Education

Franklin schools halt sexual harassment curriculum after survey asks for students' orientation

Franklin County Schools is stopping a curriculum about sexual harassment in middle schools until a survey that asked for students' sexual orientation is changed.

Posted Updated
Sexual harassment education survey asks for students' orientation
By
Deborah Strange
, Digital journalist
LOUISBURG, N.C. — Franklin County Schools is stopping a curriculum about sexual harassment in middle schools until a survey that asked for students’ sexual orientation is changed.

The survey was given to students participating in the Shifting Boundaries program, which aims to educate middle-schoolers about dating violence and sexual harassment. Students participate in the program during their health class with parental permission.

Connie Jo Hutchinson said her sixth-grader came home saying other students told him they had to take a test and answer whether they were gay or straight. When Hutchinson asked school officials about it, they said there wasn’t a test.

When Hutchinson’s son went to health class, he was given the survey. He thought it was a test.

“An 11-year-old isn’t going to shove the paper back and say, ‘I don’t want to do this,’” Hutchinson said.

The survey, which is anonymous, asks students to check all options that apply to them: bisexual, gay, fluid, heterosexual, lesbian, pansexual, queer, questioning, prefer not to disclose and self-identify.

Other questions ask students for their age, gender, ethnicity and race.

Hutchinson said students might not understand the different orientations. Her son, for example, knows what “straight” means but didn’t know what “heterosexual” means, she said.

She said the consent form she signed didn’t mention sexual orientation or data collection.

The state Department of Health and Human Services contracts with the N.C. Coalition Against Sexual Assault for training and technical assistance in sexual assault prevention. The coalition wrote the survey for the Shifting Boundaries program, which is funded by a grant from the U.S. Centers for Disease Control and Prevention.

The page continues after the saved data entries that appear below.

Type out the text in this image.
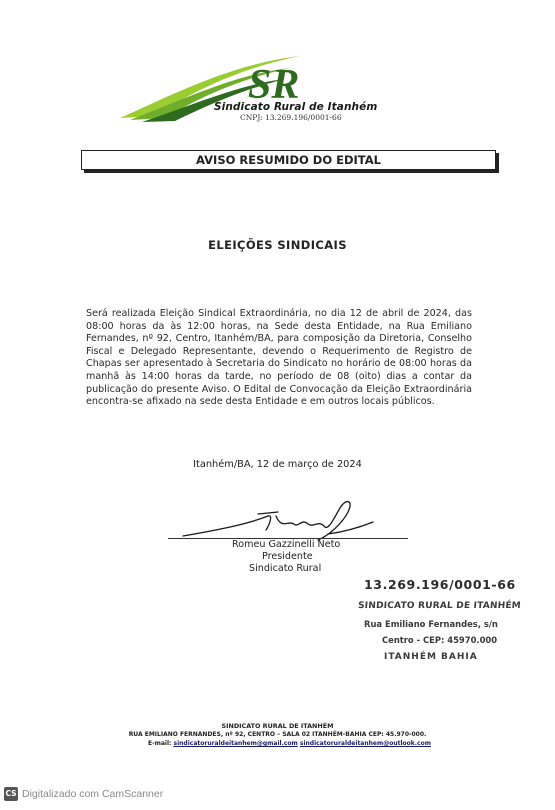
SR
Sindicato Rural de Itanhém
CNPJ: 13.269.196/0001-66
AVISO RESUMIDO DO EDITAL
ELEIÇÕES SINDICAIS
Será realizada Eleição Sindical Extraordinária, no dia 12 de abril de 2024, das 08:00 horas da às 12:00 horas, na Sede desta Entidade, na Rua Emiliano Fernandes, nº 92, Centro, Itanhém/BA, para composição da Diretoria, Conselho Fiscal e Delegado Representante, devendo o Requerimento de Registro de Chapas ser apresentado à Secretaria do Sindicato no horário de 08:00 horas da manhã às 14:00 horas da tarde, no período de 08 (oito) dias a contar da publicação do presente Aviso. O Edital de Convocação da Eleição Extraordinária encontra-se afixado na sede desta Entidade e em outros locais públicos.
Itanhém/BA, 12 de março de 2024
Romeu Gazzinelli Neto
Presidente
Sindicato Rural
13.269.196/0001-66
SINDICATO RURAL DE ITANHÉM
Rua Emiliano Fernandes, s/n
Centro - CEP: 45970.000
ITANHÉM BAHIA
SINDICATO RURAL DE ITANHÉM
RUA EMILIANO FERNANDES, nº 92, CENTRO – SALA 02 ITANHÉM-BAHIA CEP: 45.970-000.
E-mail: sindicatoruraldeitanhem@gmail.com sindicatoruraldeitanhem@outlook.com
CS Digitalizado com CamScanner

Monika Johnson-Hostler, executive director with N.C. CASA, said the question about sexual orientation was included to create a data set showing who participates in the Shifting Boundaries program and which marginalized communities do or do not receive that education.

The data is then used to create culturally relevant programming and create safer communities for youth.

“Our culture is so much broader than race and ethnicity now,” Johnson-Hostler said. Students who feel unsafe and vulnerable are more likely to run away or become transient, which puts them at greater risk for sexual violence.

Shifting Boundaries is taught in 13 school districts across the state.

Franklin County Schools said in a statement that the Shifting Boundaries program would stop until the sexual orientation question is removed from the survey and the consent form allows parents to view the curriculum before signing.

Johnston-Hostler said the coalition has removed the question from the survey.

“Everybody has the right to raise their child the way they want to, and we will be accommodating to that,” Johnson-Hostler said.